1-to-N or N simultaneous Zero sum games

Question

Consider a zero-sum game between a row player $R$ and a column player $C$. Finding the NE is quite straightforward. Now consider the row player is going to play the same game with $N$ different column players $C_1$ to $C_N$ (i.e., $N$ two-player zero-sum games) under the following assumptions:

1. Every single game between $R$ and $C_i$ has its own payoffs table. That is, under the same strategy, the payoff gained by $C_i$ is different from that of $C_j$ (and consequently by $R$). Thus, there will be $N$ different payoff tables for $N$ different games.
2. The row player's strategy is applied to all $N$ games. That is, the row player should select a single strategy for all $N$ games.

To make this more clear, let's consider a simple game between $R$ as the row player with two strategies (A and B), and $C_1$ and $C_2$ as the column players. Each column player $C_i$ plays with two strategies $A_i$ and $B_i$, respectively. The first and the second column are the $C_1$'s possible strategies and the third and the fourth columns are the $C_2$ strategies. The table shows the payoff of the rows player. So, the payoff of the column player is the negative of the payoff of the row player.
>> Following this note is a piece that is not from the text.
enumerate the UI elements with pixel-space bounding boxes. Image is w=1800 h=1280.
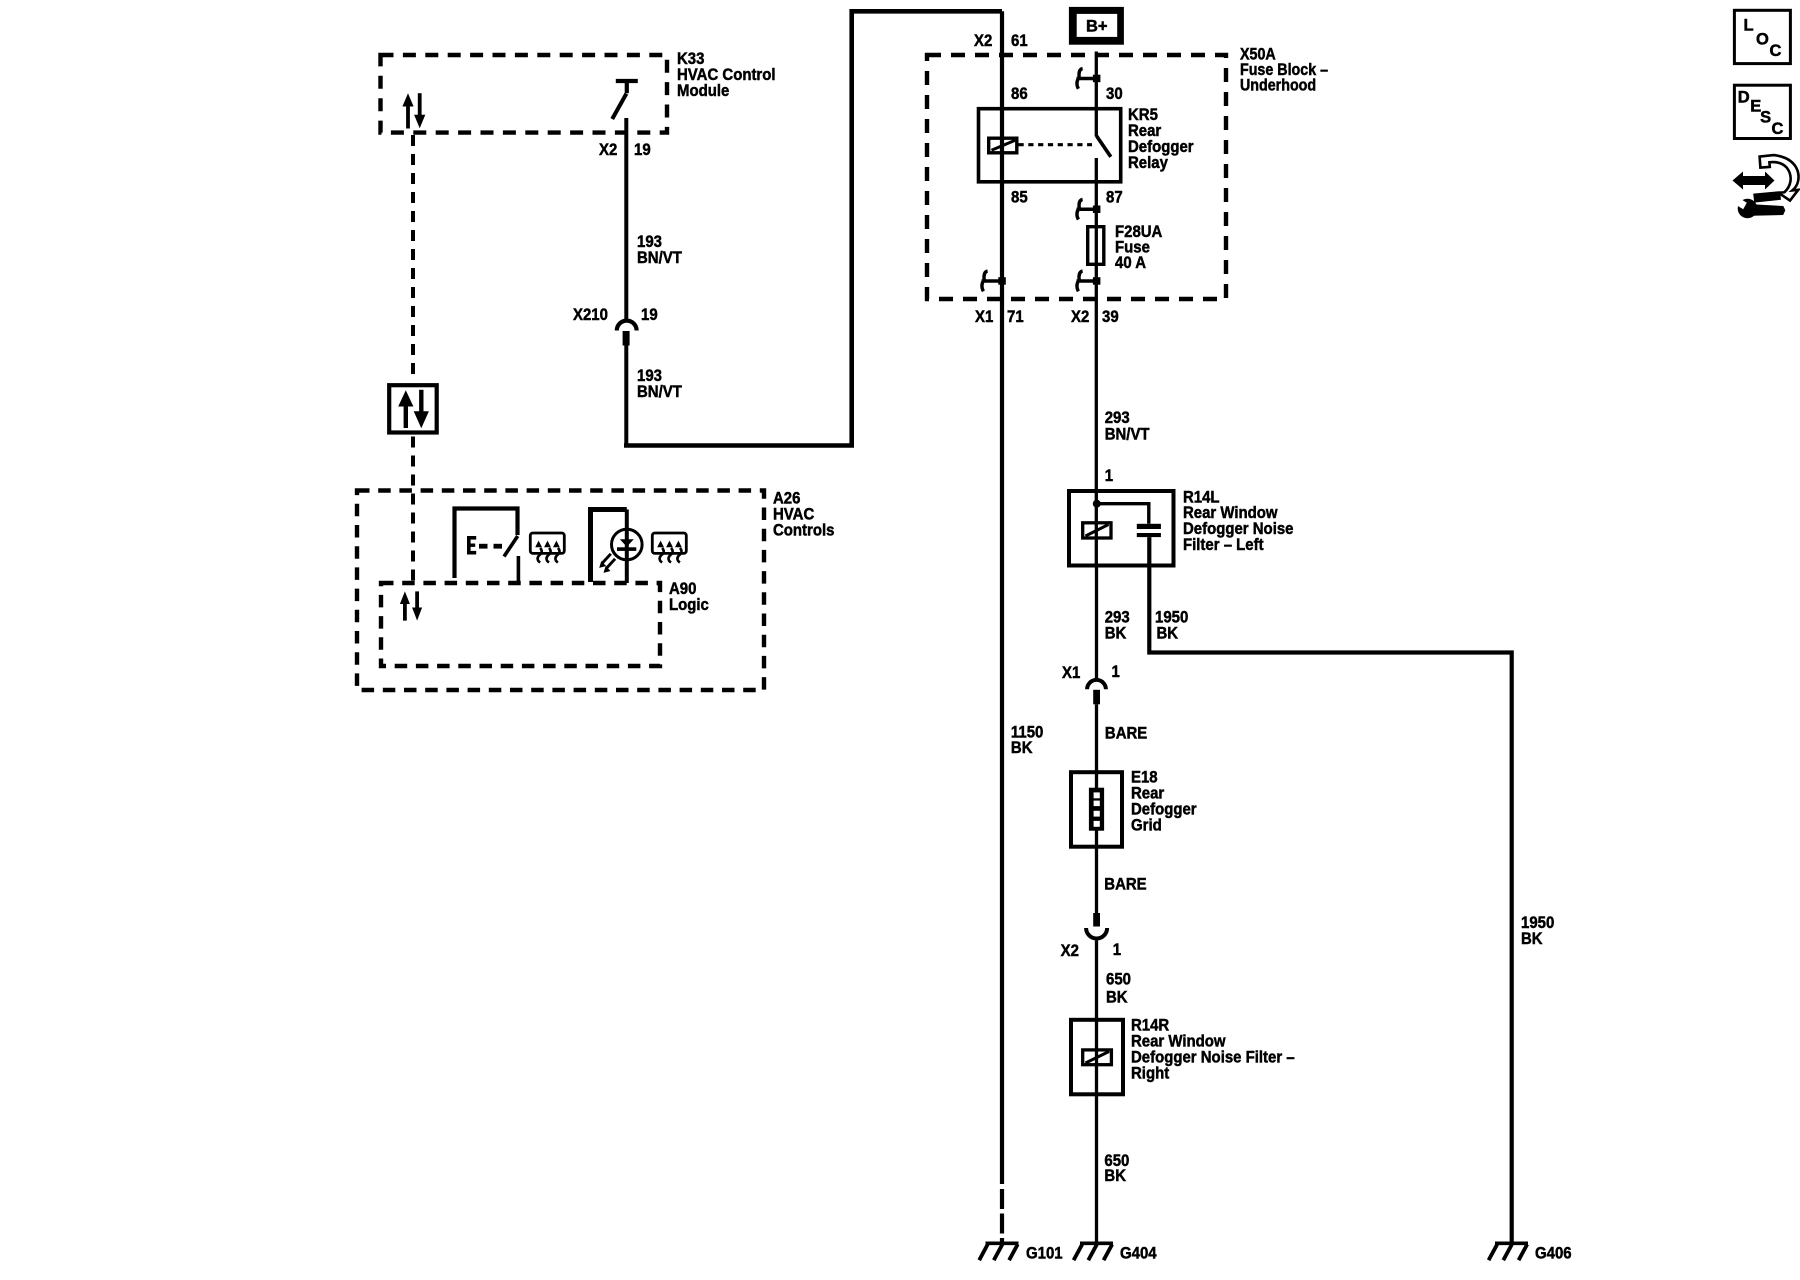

The question is, can we say this is still a zero-sum game? If yes (which I don't think it is because the definition of zero-sum games does not apply here), what is the NE? If no, under what categories of the games should I consider it? Any more discussion would be appreciated.

$$\begin{array}{c|c|c|c|c|} & A_1 & B_1 & A_2 & B_2 \\ \hline \text{A} & 1 & -1 & 2 & -2 \\ \hline \text{B} & -1 & 1 & -1 & 1 \\ \hline \end{array}$$

Answer 1

You can consider it as a game between the row player and the whole group of column players if you don't care which of the column players wins and which loses. Then it is clearly a zero-sum game with the column player having $2^N$ strategies. For $N=3$ the strategies could be numbered in binary from $000$ to $111$ representing which strategy of each pair the column player uses. Each column would be the sum of the applicable three columns in your original matrix.

If you don't group the column people, it is not a two person game, but is still zero sum. The total gain of all the players is zero. The row player then might play for best advantage, which would give the same strategy as above. The row player might also try to benefit one column player at the expense of another.

Answer 2

A generalization of this concept is described here: "Zero-sum Polymatrix Games: A Generalization of Minmax". Think of each player as a node in a graph, each node has a set of strategies to choose from, and an edge between nodes means a zero-sum game between the two players. If the payoffs for each strategy profiles add up to zero, then it is still ultimately a zero sum game. The Nash equilibria can be found using linear programming as detailed in the paper.